Antelo ha realizado estas declaraciones tras mantener una reunión con la Fundación Ingenio, en la que ambas partes han abordado la reforma de la Ley del Mar Menor. En este sentido, ha anunciado que su grupo parlamentario presentará enmiendas al texto y ha señalado que, si estas no pueden tramitarse por la vía parlamentaria, VOX registrará su propia propuesta de reforma de la ley.
«Queremos que los agricultores no sean culpables hasta que se demuestre lo contrario, que es lo que dice la ECARM. Sin embargo, lo que se está trasladando al agricultor y ganadero es que tiene que pagar para dejar de ser culpable», ha denunciado Antelo, calificando esta regulación de «auténtico disparate hecho en contra de los intereses de todos y cada uno de los agricultores».
Asimismo, Antelo ha defendido el mantenimiento del modelo productivo del Campo de Cartagena y ha advertido contra la proliferación de grandes plantas fotovoltaicas: «Queremos que la Huerta de Europa siga siendo la Huerta de Europa y no un huerto solar«.

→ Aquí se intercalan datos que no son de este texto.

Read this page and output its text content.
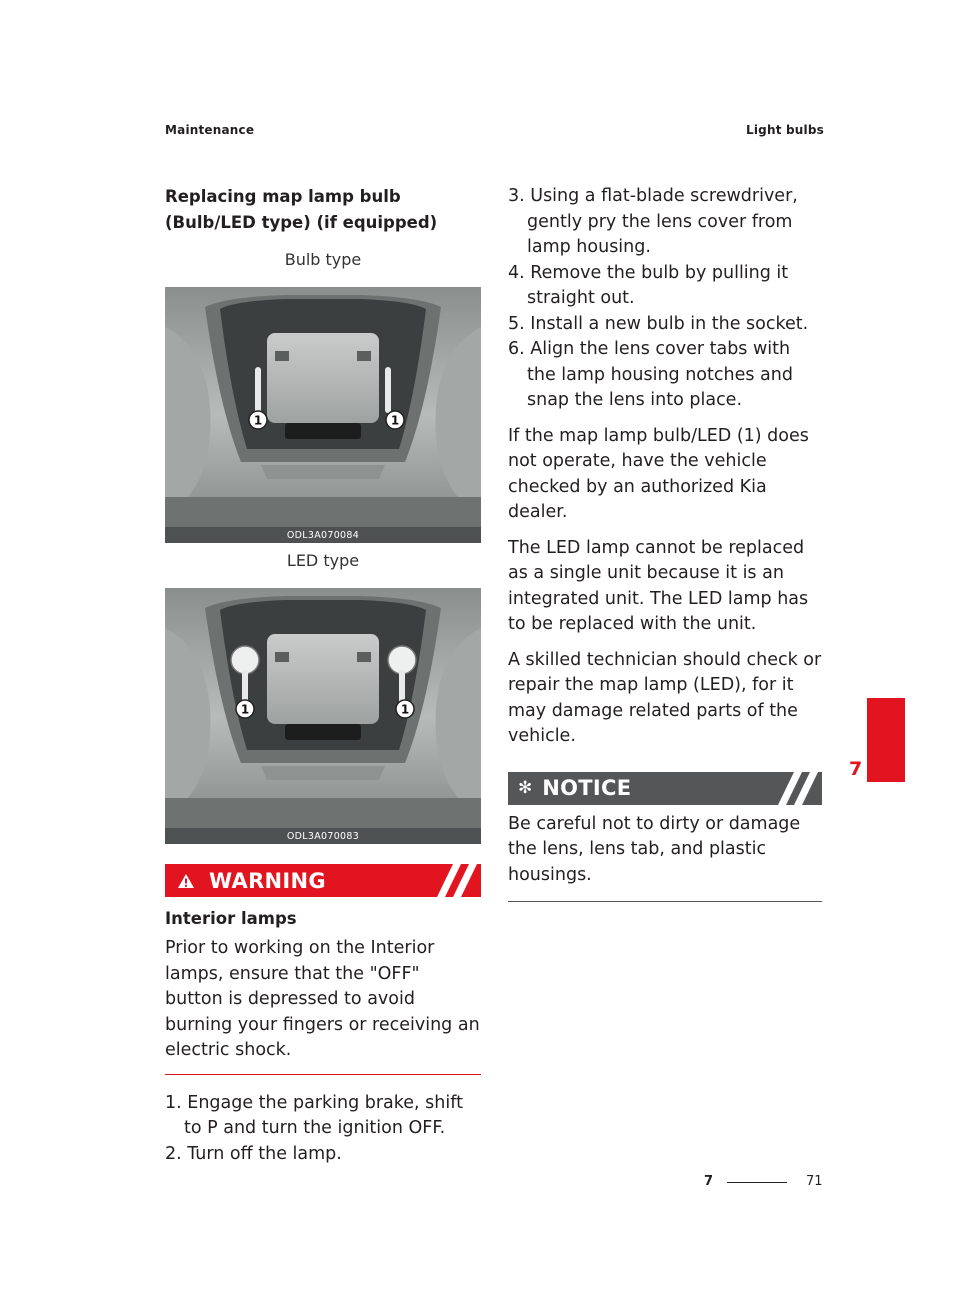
Maintenance	Light bulbs
Replacing map lamp bulb (Bulb/LED type) (if equipped)
Bulb type
1	1
ODL3A070084
LED type
1	1
ODL3A070083
WARNING
Interior lamps
Prior to working on the Interior lamps, ensure that the "OFF" button is depressed to avoid burning your fingers or receiving an electric shock.
1. Engage the parking brake, shift to P and turn the ignition OFF.
2. Turn off the lamp.
3. Using a flat-blade screwdriver, gently pry the lens cover from lamp housing.
4. Remove the bulb by pulling it straight out.
5. Install a new bulb in the socket.
6. Align the lens cover tabs with the lamp housing notches and snap the lens into place.

If the map lamp bulb/LED (1) does not operate, have the vehicle checked by an authorized Kia dealer.

The LED lamp cannot be replaced as a single unit because it is an integrated unit. The LED lamp has to be replaced with the unit.

A skilled technician should check or repair the map lamp (LED), for it may damage related parts of the vehicle.

✻ NOTICE
Be careful not to dirty or damage the lens, lens tab, and plastic housings.
7
7	71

En este contexto, ha recordado que «cuando al campo de la Región de Murcia le va bien, le va bien a toda la sociedad: al comerciante, al periodista y, en definitiva, a todos los ciudadanos», por lo que ha rechazado «cambiar un modelo productivo de éxito por decisiones ideológicas que siempre se han legislado en contra del Campo de Cartagena».
Antelo también ha anunciado que VOX se suma a la manifestación de este jueves contra el acuerdo con Mercosur, un pacto que ha sido impulsado durante décadas por el Partido Socialista y el Partido Popular, y que perjudica gravemente al sector agroalimentario español. «Nuestros agricultores cumplen normativas cada vez más exigentes, mientras se permite la entrada de productos de terceros países sin controles reales, con fiscalidad más baja y condiciones laborales que nada tienen que ver con las de España. Las cláusulas de salvaguarda son una estafa y no han funcionado, como ya hemos visto con el acuerdo con Marruecos», ha concluido.